Specify parameters for the algorithm. Its format differs for each method.

common

assume_unrewarded:
	Specify whether it can be omitted to call `register_reward` when the reward is zero. When it is True, calling `register_reward` can be omitted, but calling `register_reward` must be associated with the result of `select_arm`. When it is False, although `register_reward` must be called when the reward is zero, it can be called independently of calling `select_arm`. (Boolean)

epsilon_greedy

epsilon:

The probability of choosing arms randomly. With probability epsilon, choose an arm according to uniform distribution. With probability 1 - epsilon, choose the arm whose expectation value is the highest. (Float)

Range: 0.0 <= epsilon <= 1.0

seed(optional):

Specify seed used to generate random number. If not specified, system clock is used as seed parameter. So you will get different result each experiment.

range of value: 0 <= seed <= \(2^{32} - 1\)

epsilon_decreasing

decreasing_rate:

Decreasing rate for the probability of selecting arms randomly. The bigger this parameter is, the more slowly the probability decreases. (Float)

Range: 0 < decreasing_rate < 1

seed(optional):

Specify seed used to generate random number. If not specified, system clock is used as seed parameter. So you will get different result each experiment.

range of value: 0 <= seed <= \(2^{32} - 1\)

ucb1

None

softmax

tau:

Temperature parameter. For high temperature, all arms are selected equally. For low temperature, arms with higher expected value are frequently selected. (Float)

Range: 0.0 < tau

seed(optional):

Specify seed used to generate random number. If not specified, system clock is used as seed parameter. So you will get different result each experiment.

range of value: 0 <= seed <= \(2^{32} - 1\)

exp3

gamma:

Mixture rate of constant weight and each arm’s weight. The higher gamma is, the higher the rate of constant weight is. The lower gamma is, the higher the rate of each arm’s weight is. (Float)

Range: 0.0 < gamma <= 1.0

seed(optional):

Specify seed used to generate random number. If not specified, system clock is used as seed parameter. So you will get different result each experiment.

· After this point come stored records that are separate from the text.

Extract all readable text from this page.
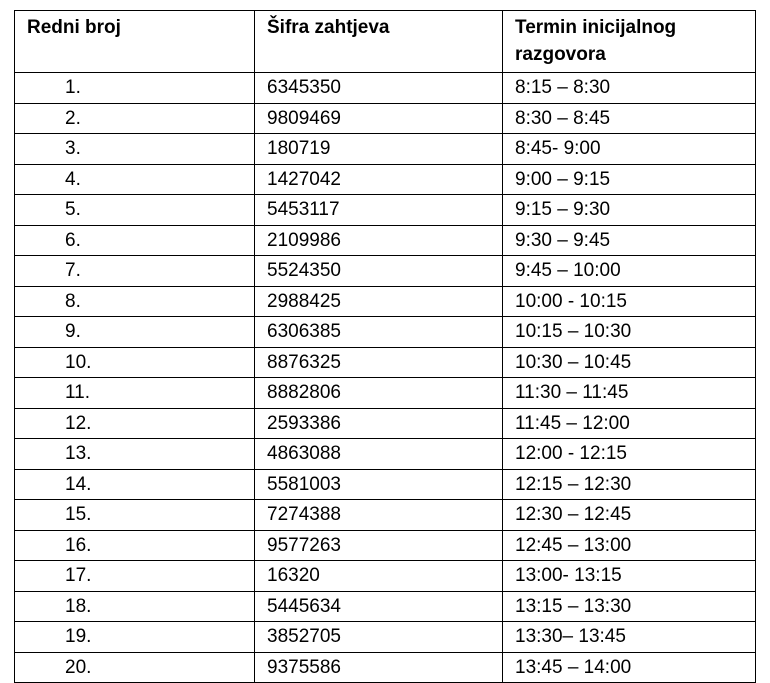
Redni broj	Šifra zahtjeva	Termin inicijalnog razgovora
1.	6345350	8:15 – 8:30
2.	9809469	8:30 – 8:45
3.	180719	8:45- 9:00
4.	1427042	9:00 – 9:15
5.	5453117	9:15 – 9:30
6.	2109986	9:30 – 9:45
7.	5524350	9:45 – 10:00
8.	2988425	10:00 - 10:15
9.	6306385	10:15 – 10:30
10.	8876325	10:30 – 10:45
11.	8882806	11:30 – 11:45
12.	2593386	11:45 – 12:00
13.	4863088	12:00 - 12:15
14.	5581003	12:15 – 12:30
15.	7274388	12:30 – 12:45
16.	9577263	12:45 – 13:00
17.	16320	13:00- 13:15
18.	5445634	13:15 – 13:30
19.	3852705	13:30– 13:45
20.	9375586	13:45 – 14:00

range of value: 0 <= seed <= \(2^{32} - 1\)

ts

seed(optional):

Specify seed used to generate random number. If not specified, system clock is used as seed parameter. So you will get different result each experiment.

range of value: 0 <= seed <= \(2^{32} - 1\)

Example:

{
  "method" : "epsilon_greedy",
  "parameter" : {
    "assume_unrewarded" : false,
    "epsilon" : 0.1
  }
}

Data Structures¶

message arm_info¶

The state of an arm.

0: int trial_count¶: Number of times of an arm being selected.

1: double weight¶: The weight of an arm.

Methods¶

service bandit

bool register_arm(0: string arm_id)¶

Parameters:	arm_id – ID of the new arm to be registered
Returns:	True if succeeded in registering the arm. False if failed to register the arm.

Register a new arm with the name of arm_id.

bool delete_arm(0: string arm_id)¶

Parameters:	arm_id – ID of the arm to be deleted
Returns:	True if succeeded in deleting the arm. False if failed to delete the arm.

Delete an arm with the name of arm_id.

string select_arm(0: string player_id)¶

Parameters:	player_id – ID of the player whose arm is to be selected
Returns:	`arm_id` selected by bandit algorithm.

Select player’s arm according to current state.

bool register_reward(0: string player_id, 1: string arm_id, 2: double reward)¶

Parameters:	player_id – ID of the player whose arm gets rewards arm_id – ID of the arm which rewards are registered with reward – amount of rewards
Returns:	True if succeeded in registering reward. False if failed to register rewards.

Register rewards with specified player’s specified arm.

map<string, arm_info> get_arm_info(0: string player_id)¶

Parameters:	player_id – ID of the player
Returns:	arm information of specified player

Get all arms information of specified player.

bool reset(0: string player_id)¶

Parameters:	player_id – ID of the user whose arms are to be reset.
Returns:	True if succeeded in resetting the arm. False if failed to reset.

Reset all arms information of specified player.